Five open source technologies for 2012
Stig is still a bit of a mystery, as it hasn't been actually released yet. But observers are predicting it could fit a niche in the social networks and other applications that keep a wide range of data. The needs of social networking services are inherently different from other types of jobs, and would benefit from a database attuned to its needs, Lucas explained. "You can't be a relevant service in this space without being able to scale to a planetary size," he said.
Stig is currently operating on one server at Tagged, though the company expects to expand its use to the point where it will be the sole database for the company. Originally, the developers were planning to source code by December, but moved back the release to sometime in 2012.
"What I did see looked very interesting," said Dan McCreary, a semantic solutions architect for the Kelly-McCreary & Associates consulting firm. He praised the database's functional language architecture, which should ease the deployment of the database across multiple servers.
Linux Mint
Despite years of advocacy on the part of open source adherents, Linux has never had a strong presence on the desktop. But usually there is always one user-friendly Linux distribution to use, as an alternative to Microsoft Windows. In recent years, Canonical's Ubuntu has fulfilled this role, though the increasingly popular Linux Mint may trump Ubuntu by being even easier to use.
Software engineer Clement Lefebvre first crafted Linux Mint after a gig of reviewing other Linux distributions for various online forums. From this work, Lefebvre developed ideas about what features should be in the ideal distribution. Just as Canonical appropriated the Debian Linux distribution for its own massively popular Ubuntu, Lefebvre used Ubuntu as the base for Linux Mint. Today, the Linux Mint project is funded by donations, advertising revenue from its Web site, and income derived from user searches, the last through a controversial partnership with DuckDuckGo.
Linux Mint is designed specifically for people who just want a desktop OS, and who don't wish to learn more about how Linux works (i.e. non-Linux hobbyists).
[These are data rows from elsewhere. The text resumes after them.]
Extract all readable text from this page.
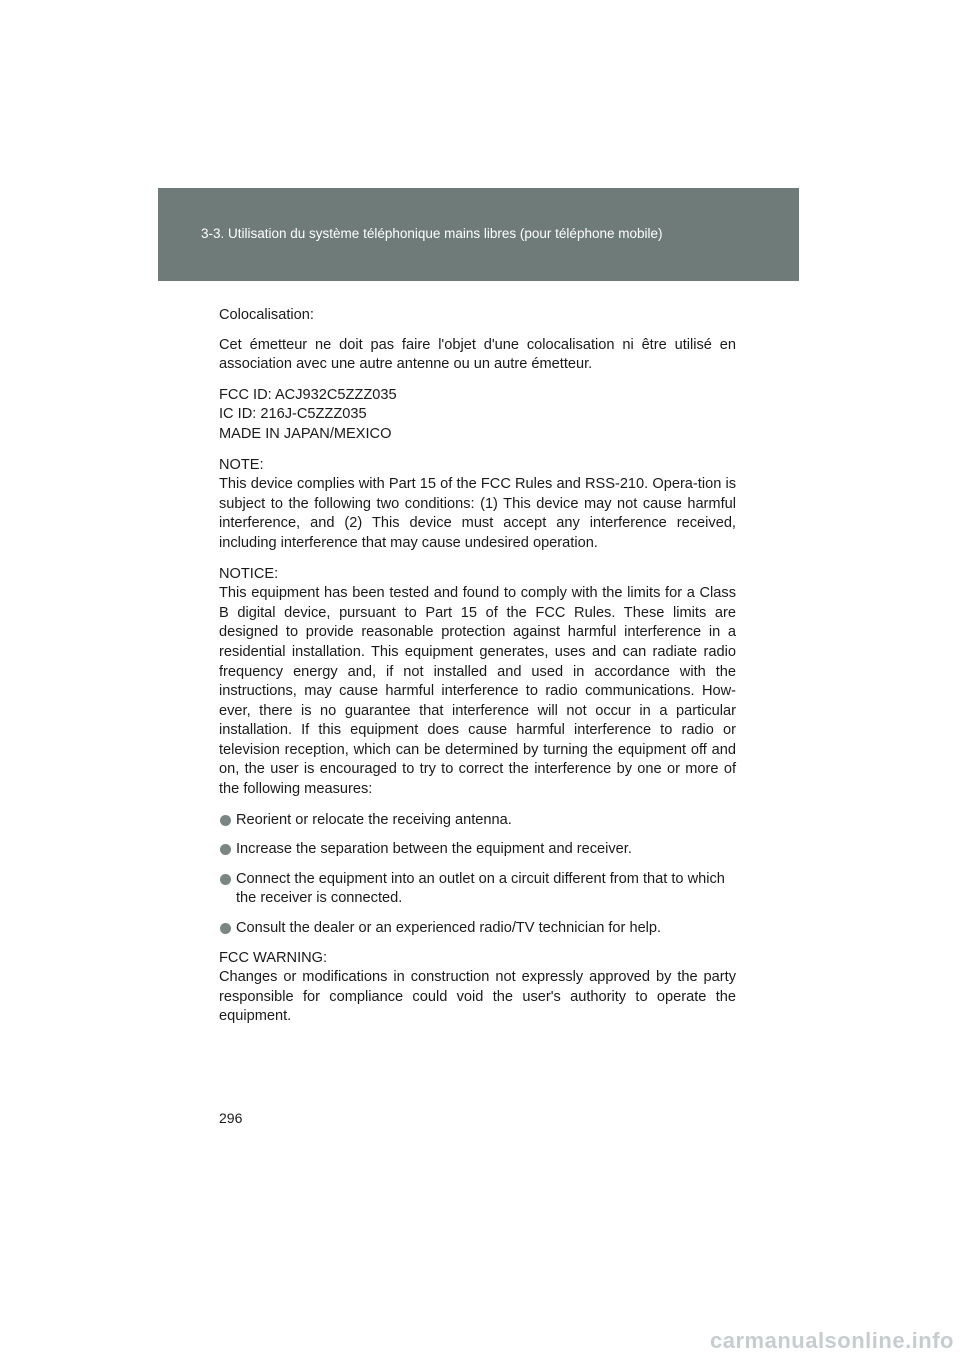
3-3. Utilisation du système téléphonique mains libres (pour téléphone mobile)

Colocalisation:

Cet émetteur ne doit pas faire l'objet d'une colocalisation ni être utilisé en association avec une autre antenne ou un autre émetteur.

FCC ID: ACJ932C5ZZZ035

IC ID: 216J-C5ZZZ035

MADE IN JAPAN/MEXICO

NOTE:

This device complies with Part 15 of the FCC Rules and RSS-210. Opera-tion is subject to the following two conditions: (1) This device may not cause harmful interference, and (2) This device must accept any interference received, including interference that may cause undesired operation.

NOTICE:

This equipment has been tested and found to comply with the limits for a Class B digital device, pursuant to Part 15 of the FCC Rules. These limits are designed to provide reasonable protection against harmful interference in a residential installation. This equipment generates, uses and can radiate radio frequency energy and, if not installed and used in accordance with the instructions, may cause harmful interference to radio communications. How-ever, there is no guarantee that interference will not occur in a particular installation. If this equipment does cause harmful interference to radio or television reception, which can be determined by turning the equipment off and on, the user is encouraged to try to correct the interference by one or more of the following measures:

Reorient or relocate the receiving antenna.
Increase the separation between the equipment and receiver.
Connect the equipment into an outlet on a circuit different from that to which the receiver is connected.
Consult the dealer or an experienced radio/TV technician for help.

FCC WARNING:

Changes or modifications in construction not expressly approved by the party responsible for compliance could void the user's authority to operate the equipment.

296
carmanualsonline.info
This approach makes installing and running the software easy and maintenance pretty much a nonissue. Even more than Ubuntu, Mint emphasizes easy usability, at the expense of not using new features until they have proven themselves trustworthy.
For instance, Mint eschews the somewhat controversial Unity desktop interface, which Canonical adopted to more easily port Ubuntu to mobile platforms. Instead, Mint sticks with the more widely known, and more mature, Gnome interface.
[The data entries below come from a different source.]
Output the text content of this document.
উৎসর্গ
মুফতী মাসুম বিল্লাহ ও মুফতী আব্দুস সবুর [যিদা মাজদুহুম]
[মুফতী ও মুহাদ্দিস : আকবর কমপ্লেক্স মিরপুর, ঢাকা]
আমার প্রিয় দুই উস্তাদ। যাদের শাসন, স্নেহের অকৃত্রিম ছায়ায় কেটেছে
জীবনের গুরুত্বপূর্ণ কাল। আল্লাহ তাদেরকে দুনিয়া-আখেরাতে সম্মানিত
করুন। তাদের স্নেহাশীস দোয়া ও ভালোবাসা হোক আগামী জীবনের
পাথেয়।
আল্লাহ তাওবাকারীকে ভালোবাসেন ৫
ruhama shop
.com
Such rigorous adherence to usability may be helping Linux Mint, much to the detriment of Ubuntu, in fact. The Linux Mint project claims its OS is now the fourth most widely used desktop OS in the world, after Windows, Apple Mac and Ubuntu. Over the past year, Mint has even usurped Ubuntu as the distribution that generates the most page views on the DistroWatch Linux news site, a metric generally thought to reflect the popularity of Linux distributions. No doubt 2012 will see only more growth for the OS.